第2回「精神医療ダークサイド」最新事情 情報公開に無関心な精神科病院
神奈川の忖度自治体は隠蔽に走る

 医療分野で積極的な情報公開が行われるようになって久しい。私が2018年まで15年間在籍した読売新聞医療部では、医療機関へのアンケート調査を基にした企画「病院の実力」を2004年から続けている。私も最初から関わり、外科や内科、産科婦人科など様々な科の診療実績を読者に紹介した。

 この企画は、当初は様々な批判を浴びた。「手術数で何がわかるのか」「重い患者が集まる病院ほど治療成績が悪くなる」などなど。だが読者の満足度は高く、多くのメディアが同様の企画を始め、国が情報公開の推進に本腰を入れたことなどをみれば、この企画は間違っていなかったとわかる。

 アンケート調査の回答率は、私の担当回では6割前後が多く、7割を超えることもあった。特に、診療実績が良好な病院の回答率はほぼ100%だったので、役立つ情報を読者に提供できた。

  ところが、精神科の回答率だけは際立って低かった。私が3回行った精神科アンケートの回答率はいずれも10%台。特に、民間精神科病院の回答率が著しく低く、情報公開の観点からみても、そこはまさにブラックホールだった。

 どの病院に行ったら、良い医療やマシな医療を受けられるのか。肝心なことがわからず、精神医療ユーザーは混乱とストレスを強いられている。こうした状況に危機感を抱き、ユーザー目線の情報提供に努めてきたのが、東京や大阪などの市民グループだ。東京都地域精神医療業務研究会は、国が毎年行う630調査(精神保健福祉資料)の開示請求を30年以上前から継続。行政の「医療情報ネット」などではわからない身体拘束数などを含む都内の個々の病院の情報を、冊子「東京精神病院事情」にまとめてきた。

 17年以降、630調査は匿名化した患者個々のデータを各病院から集める方式に代わったため、日本精神科病院協会が「個人情報保護」を理由に開示に難色を示し、国や自治体が開示に消極的になった時期もあった。しかし、19年には従来の項目に近づけた様式変更が行われ、患者個人が特定される恐れはなくなった。そのため、同年のデータは東京と大阪で全て開示され、埼玉県も一部データ以外は開示した。

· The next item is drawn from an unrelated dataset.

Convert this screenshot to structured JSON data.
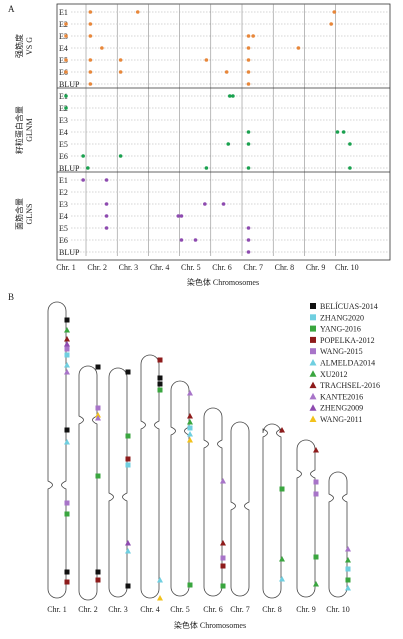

 ところが、さいたま市はデータ部分がほぼ真っ黒の「のり弁当」を出してきた。理由は「病院の事業運営上の正当な利益を害するおそれがあるため」等。そこで、のり弁病院の事務長に電話で確認したところ「塗りつぶすようには言っていない」との回答だった。埼玉の市民グループが県内各病院の情報一覧を公開すれば、データが載らないのり弁病院は「やましい」イメージでみられ、「正当な利益を害する」恐れがあるのだが、さいたま市はどう責任を取るのだろうか。

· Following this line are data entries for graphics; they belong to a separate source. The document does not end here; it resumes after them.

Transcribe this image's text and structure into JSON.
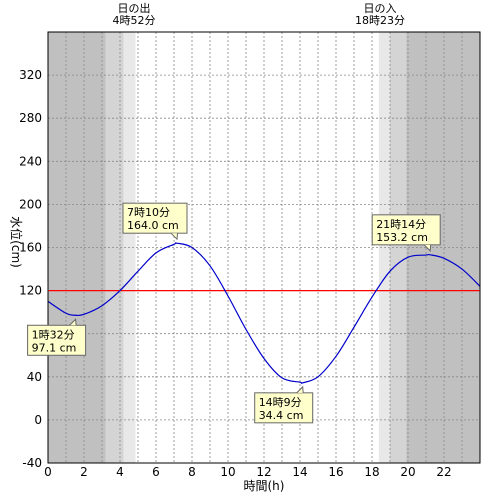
{
  "chart_data": {
    "type": "line",
    "xlabel": "時間(h)",
    "ylabel": "水位(cm)",
    "xlim": [
      0,
      24
    ],
    "ylim": [
      -40,
      360
    ],
    "x_ticks": [
      0,
      2,
      4,
      6,
      8,
      10,
      12,
      14,
      16,
      18,
      20,
      22
    ],
    "y_ticks": [
      -40,
      0,
      40,
      80,
      120,
      160,
      200,
      240,
      280,
      320
    ],
    "grid": true,
    "reference_line": {
      "value": 120,
      "color": "#ff0000"
    },
    "sunrise": {
      "label": "日の出",
      "time_text": "4時52分",
      "hour": 4.867
    },
    "sunset": {
      "label": "日の入",
      "time_text": "18時23分",
      "hour": 18.383
    },
    "series": [
      {
        "color": "#0000cc",
        "x": [
          0,
          1,
          1.533,
          2,
          3,
          4,
          5,
          6,
          7,
          7.167,
          8,
          9,
          10,
          11,
          12,
          13,
          14,
          14.15,
          15,
          16,
          17,
          18,
          19,
          20,
          21,
          21.233,
          22,
          23,
          24
        ],
        "y": [
          110,
          99,
          97.1,
          98,
          106,
          120,
          138,
          155,
          163,
          164,
          160,
          143,
          115,
          84,
          57,
          39,
          35,
          34.4,
          40,
          59,
          86,
          114,
          138,
          151,
          153,
          153.2,
          150,
          140,
          124
        ]
      }
    ],
    "annotations": [
      {
        "time": "1時32分",
        "value": "97.1 cm",
        "x": 1.533,
        "y": 97.1,
        "placement": "below"
      },
      {
        "time": "7時10分",
        "value": "164.0 cm",
        "x": 7.167,
        "y": 164.0,
        "placement": "above"
      },
      {
        "time": "14時9分",
        "value": "34.4 cm",
        "x": 14.15,
        "y": 34.4,
        "placement": "below"
      },
      {
        "time": "21時14分",
        "value": "153.2 cm",
        "x": 21.233,
        "y": 153.2,
        "placement": "above"
      }
    ]
  },
  "colors": {
    "night": "#c0c0c0",
    "twilight_dark": "#d4d4d4",
    "twilight_light": "#e8e8e8",
    "day": "#ffffff",
    "grid": "#888888",
    "callout_fill": "#ffffcc"
  }
}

 さらに輪をかけて酷かったのが、神奈川の県と政令市だった。私がアドバイザーとWebサイト編集長を務める神奈川精神医療人権センター(KP)が、昨年暮れに開示請求をしたところ、県は「公開拒否」、3政令市は「のりまみれ」で返してきたのだ。

 どこかの国を思わせるこの傍若無人な情報統制により、神奈川県民は病院選択に有効な情報を遮断された。神奈川の行政はどこを向き、何に忖度しているのか。首都圏の精神医療人権センターと連携しながら、この問題を追及していくつもりだ。